Cet accord est censé tarir les arrivées de migrants et de réfugiés dans l'Union européenne et "démanteler le modèle économique des passeurs".
En contrepartie d'un renforcement de l'aide financière accordée à Ankara, d'une accélération de l'exemption de visas pour les ressortissants turcs et d'une reprise des négociations d'adhésion à l'UE, les autorités turques acceptent de reprendre les migrants arrivant clandestinement sur les îles grecques de la mer Egée.
L'accord conclu vendredi prévoit le retour en Turquie de toutes les personnes qui arriveront illégalement sur les îles grecques de la mer Egée à partir de ce dimanche, selon le principe du "un pour un": "Pour chaque Syrien renvoyé en Turquie depuis les îles grecques, un autre Syrien sera réinstallé de la Turquie vers l'UE en tenant compte des critères de vulnérabilité des Nations unies".
Le texte précise que les migrants arrivant dans les îles grecques seront "dûment enregistrés et toute demande d'asile sera traitée individuellement" en coopération avec le Haut Commissariat des Nations unies pour les réfugiés (HCR). "Les migrants ne demandant pas l'asile ou dont la demande d'asile a été jugée infondée ou irrecevable (...) seront renvoyés en Turquie."

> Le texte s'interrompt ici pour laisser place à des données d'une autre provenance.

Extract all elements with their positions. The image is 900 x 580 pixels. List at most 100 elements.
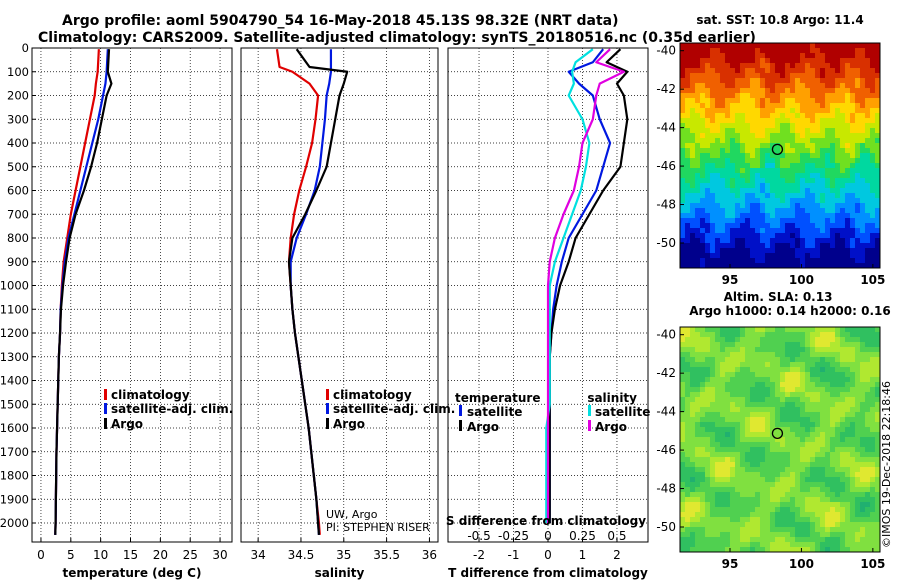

875 ARRIVANTS EN 24 HEURES
Epuisés mais soulagés, les migrants arrivés dimanche matin sur le rivage de l'île de Lesbos ont enveloppé leurs vêtements humides dans des couvertures de survie tandis que des bénévoles leur offrent des habits secs et des vivres.

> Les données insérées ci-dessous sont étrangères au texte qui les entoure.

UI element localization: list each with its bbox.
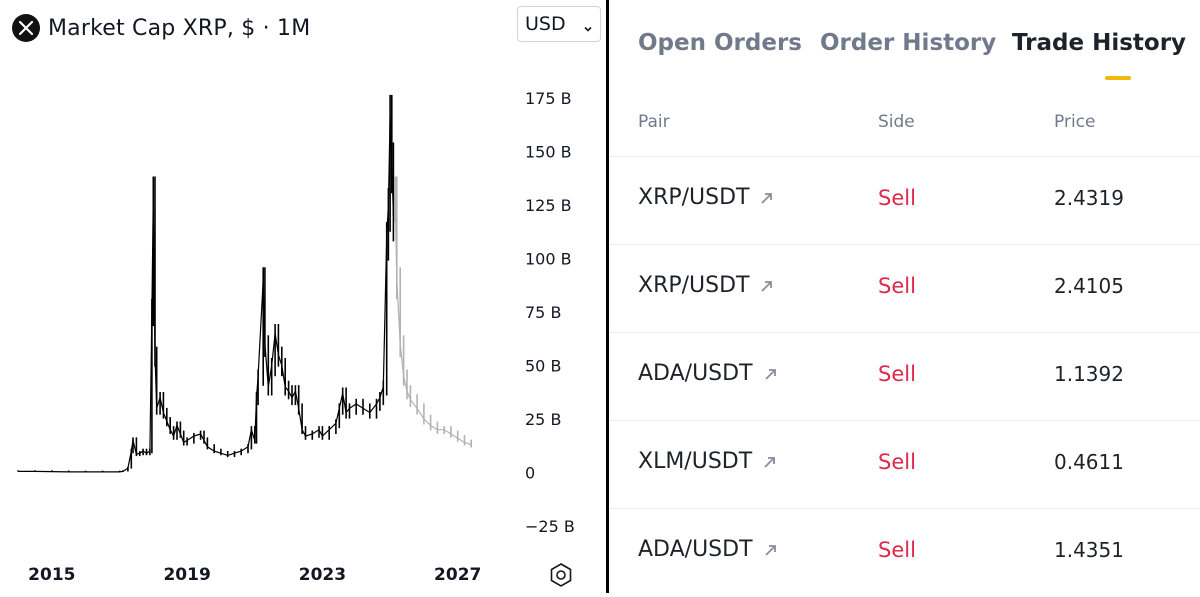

Selon un responsable de la police, une douzaine de bateaux sont arrivés avant 06h00 du matin sur une côte située près de l'aéroport de Mytilène. Un journaliste de Reuters a assisté à l'arrivée dès l'aube de trois embarcations en l'espace d'à peine heure. Deux hommes ont été extirpés inconscients d'un des bateaux au milieux des cris de leurs compagnons de voyage.
D'après un point établi à la mi-journée par le gouvernement grec, 875 personnes sont ainsi arrivées au cours des dernières vingt-quatre heures.

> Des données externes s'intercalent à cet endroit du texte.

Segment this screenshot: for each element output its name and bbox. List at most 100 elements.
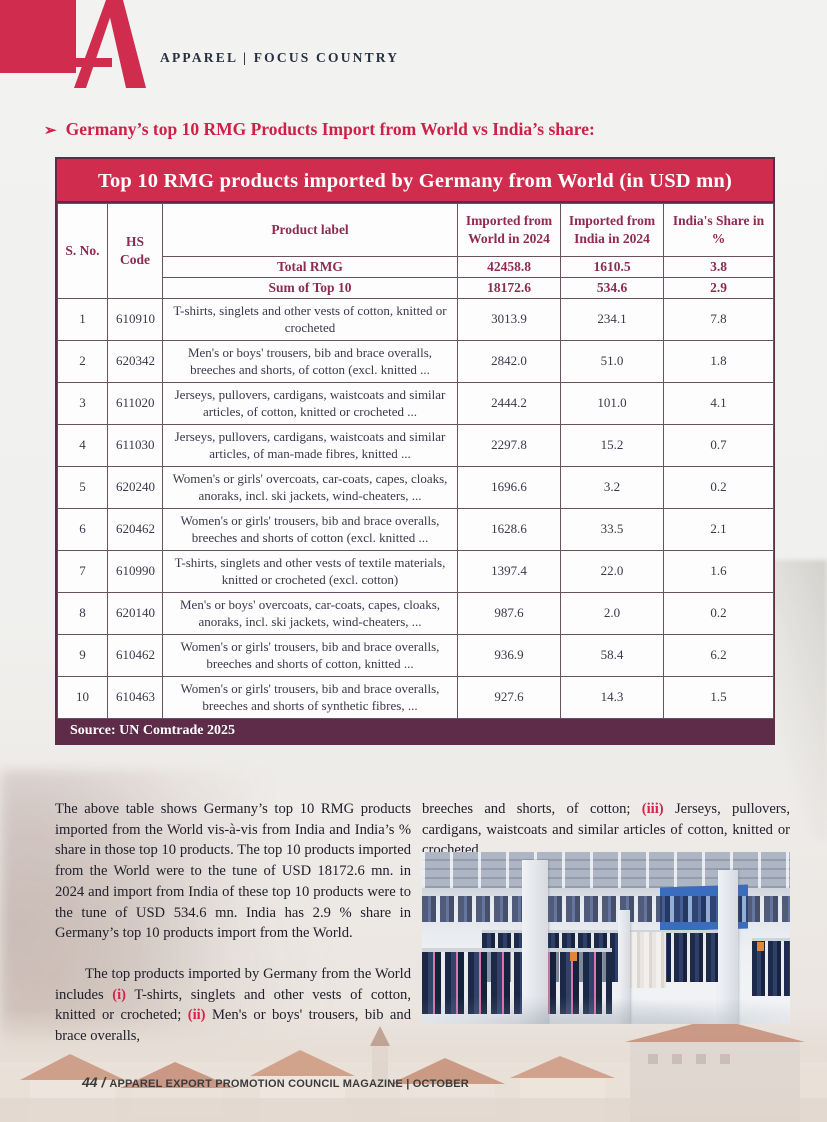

Ceux qui ont décidé de braver les flots pour rejoindre l'Europe espèrent passer outre l'accord de Bruxelles.
Hussein Ali Mohammed, un Syrien dont les études de lettres ont été interrompues par le conflit, explique qu'il compte se rendre au Danemark pour y poursuivre son cursus. Il dit être "au courant" de l'accord de vendredi. Mais, ajoute-t-il, "j'espère franchir les frontières. J'espère pouvoir terminer mes études ici, c'est tout. Je ne veux pas d'argent, je veux juste terminer mes études. Voilà mon message."
Hussein Ali Mohammed a multiplié les petits boulots en Turquie pour s'offrir les services d'un passeur et sa principale crainte aujourd'hui est d'être renvoyé de l'autre côté de la mer Egée. "J'ai travaillé très, très dur en Turquie. J'ai économisé pour venir ici."
Autre arrivant, Mohammed, un informaticien de trente ans originaire de Deraa, dans le sud de la Syrie, dit vouloir rester en Grèce jusqu'à ce qu'il trouve un moyen de retrouver son épouse et son fils en Allemagne.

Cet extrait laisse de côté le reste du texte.